Page 17 - Дуэль
P. 17
Надежда Федоровна опять увидела людей в белом, которые ходили по набережной и
разговаривали по-французски; и почему-то опять в груди у нее заволновалась радость и
смутно припомнилась ей какая-то большая зала, в которой она когда-то танцевала или
которая, быть может, когда-то снилась ей. И что-то в самой глубине души смутно и глухо
шептало ей, что она мелкая, пошлая, дрянная, ничтожная женщина…
Марья Константиновна остановилась около своих ворот и пригласила ее зайти
посидеть.
— Зайдите, моя дорогая! — сказала она умоляющим голосом и в то же время поглядела
на Надежду Федоровну с тоской и с надеждой: авось откажется и не зайдет!

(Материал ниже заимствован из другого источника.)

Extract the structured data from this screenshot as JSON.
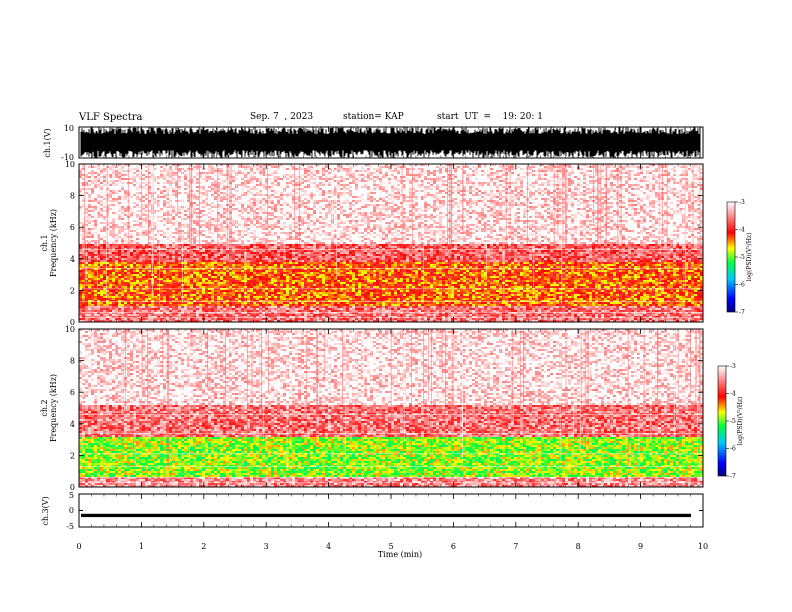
{
  "header": {
    "title": "VLF Spectra",
    "date": "Sep. 7  , 2023",
    "station": "station= KAP",
    "start": "start  UT  =    19: 20: 1"
  },
  "chart_data": [
    {
      "type": "line",
      "title": "",
      "ylabel": "ch.1(V)",
      "ylim": [
        -10,
        10
      ],
      "yticks": [
        "10",
        "-10"
      ],
      "xlim": [
        0,
        10
      ],
      "description_series": "dense waveform mostly between -10 and 10 V"
    },
    {
      "type": "heatmap",
      "ylabel_line1": "ch.1",
      "ylabel_line2": "Frequency  (kHz)",
      "ylim": [
        0,
        10
      ],
      "yticks": [
        "0",
        "2",
        "4",
        "6",
        "8",
        "10"
      ],
      "xlim": [
        0,
        10
      ],
      "bands": [
        {
          "from": 0.0,
          "to": 1.0,
          "level": -3.6
        },
        {
          "from": 1.0,
          "to": 3.8,
          "level": -4.3
        },
        {
          "from": 3.8,
          "to": 5.0,
          "level": -3.7
        },
        {
          "from": 5.0,
          "to": 10.0,
          "level": -3.1
        }
      ],
      "colorbar": {
        "label": "log(PSD)(V²/Hz)",
        "min": -7,
        "max": -3,
        "ticks": [
          "-3",
          "-4",
          "-5",
          "-6",
          "-7"
        ]
      }
    },
    {
      "type": "heatmap",
      "ylabel_line1": "ch.2",
      "ylabel_line2": "Frequency  (kHz)",
      "ylim": [
        0,
        10
      ],
      "yticks": [
        "0",
        "2",
        "4",
        "6",
        "8",
        "10"
      ],
      "xlim": [
        0,
        10
      ],
      "bands": [
        {
          "from": 0.0,
          "to": 0.6,
          "level": -3.5
        },
        {
          "from": 0.6,
          "to": 3.2,
          "level": -4.9
        },
        {
          "from": 3.2,
          "to": 5.2,
          "level": -3.6
        },
        {
          "from": 5.2,
          "to": 10.0,
          "level": -3.1
        }
      ],
      "colorbar": {
        "label": "log(PSD)(V²/Hz)",
        "min": -7,
        "max": -3,
        "ticks": [
          "-3",
          "-4",
          "-5",
          "-6",
          "-7"
        ]
      }
    },
    {
      "type": "line",
      "ylabel": "ch.3(V)",
      "ylim": [
        -5,
        5
      ],
      "yticks": [
        "5",
        "0",
        "-5"
      ],
      "xlim": [
        0,
        10
      ],
      "xlabel": "Time  (min)",
      "xticks": [
        "0",
        "1",
        "2",
        "3",
        "4",
        "5",
        "6",
        "7",
        "8",
        "9",
        "10"
      ],
      "series_band": [
        -2,
        -1
      ]
    }
  ]
}
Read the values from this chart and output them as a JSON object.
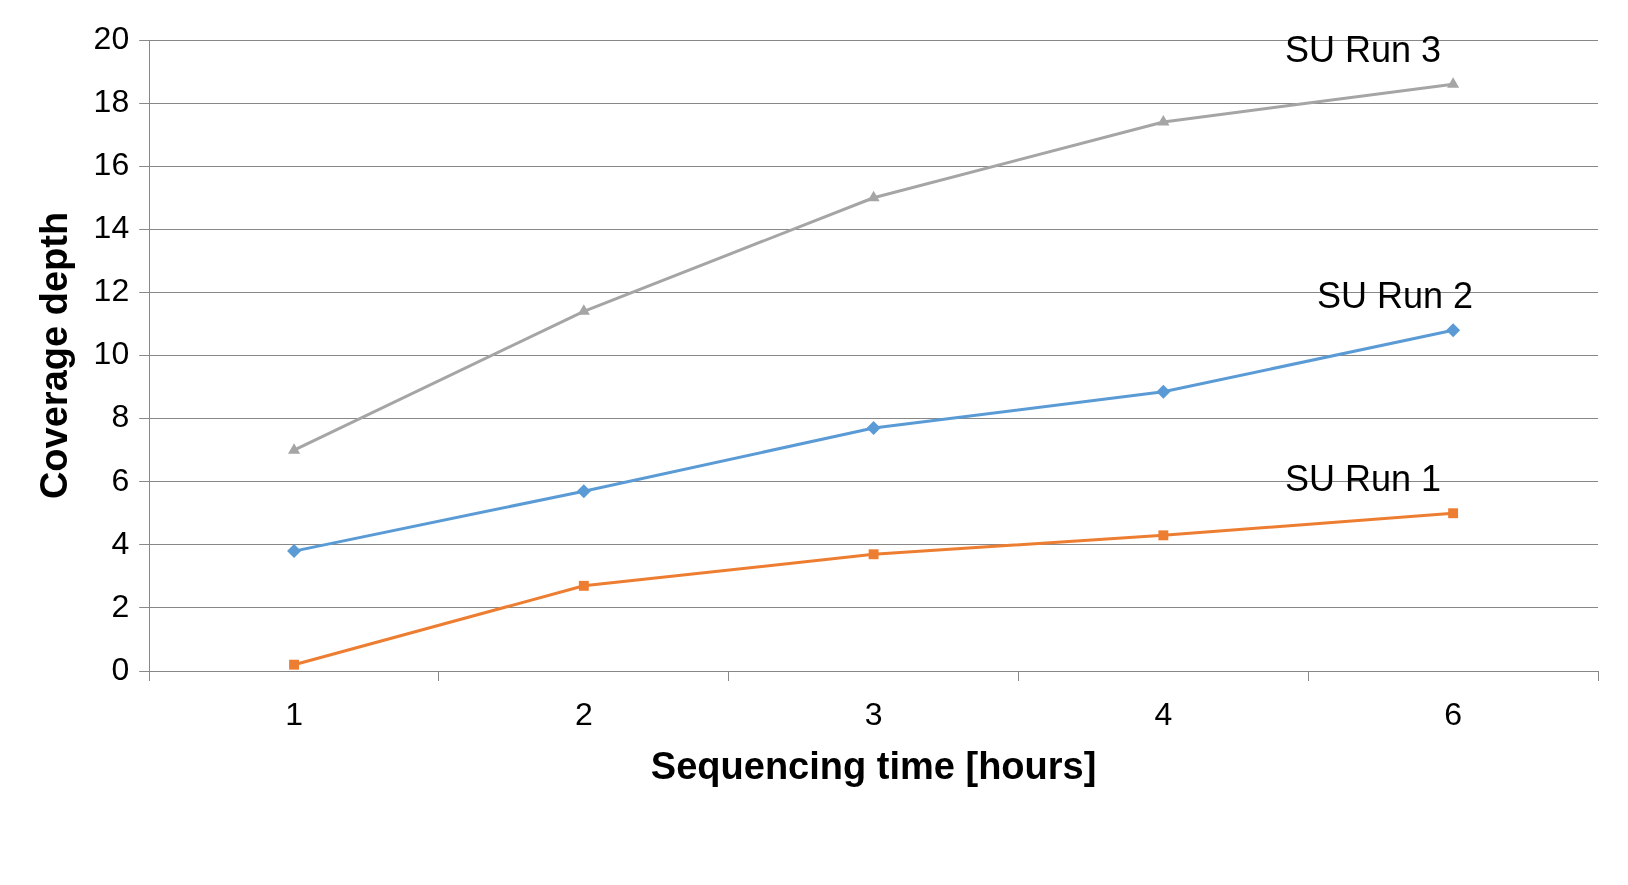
{
  "chart_data": {
    "type": "line",
    "xlabel": "Sequencing time [hours]",
    "ylabel": "Coverage depth",
    "categories": [
      "1",
      "2",
      "3",
      "4",
      "6"
    ],
    "series": [
      {
        "name": "SU Run 1",
        "color": "#ed7d31",
        "marker": "square",
        "values": [
          0.2,
          2.7,
          3.7,
          4.3,
          5.0
        ]
      },
      {
        "name": "SU Run 2",
        "color": "#5b9bd5",
        "marker": "diamond",
        "values": [
          3.8,
          5.7,
          7.7,
          8.85,
          10.8
        ]
      },
      {
        "name": "SU Run 3",
        "color": "#a5a5a5",
        "marker": "triangle",
        "values": [
          7.0,
          11.4,
          15.0,
          17.4,
          18.6
        ]
      }
    ],
    "ylim": [
      0,
      20
    ],
    "yticks": [
      0,
      2,
      4,
      6,
      8,
      10,
      12,
      14,
      16,
      18,
      20
    ],
    "grid": "y",
    "legend": false
  }
}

— С удовольствием, — согласилась Надежда Федоровна. — Вы знаете, как я люблю
бывать у вас!
И она вошла в дом. Марья Константиновна усадила ее, дала кофе, накормила сдобными
булками, потом показала ей фотографии своих бывших воспитанниц — барышень
Гаратынских, которые уже повыходили замуж, показала также экзаменационные отметки
Кати и Кости; отметки были очень хорошие, но чтобы они показались еще лучше, она со
вздохом пожаловалась на то, как трудно теперь учиться в гимназии… Она ухаживала за
гостьей и, в то же время, жалела ее и страдала от мысли, что Надежда Федоровна своим
присутствием может дурно повлиять на нравственность Кости и Кати, и радовалась, что ее
Никодима Александрыча не было дома. Так как, по ее мнению, все мужчины любят «таких»,
то Надежда Федоровна могла дурно повлиять и на Никодима Александрыча.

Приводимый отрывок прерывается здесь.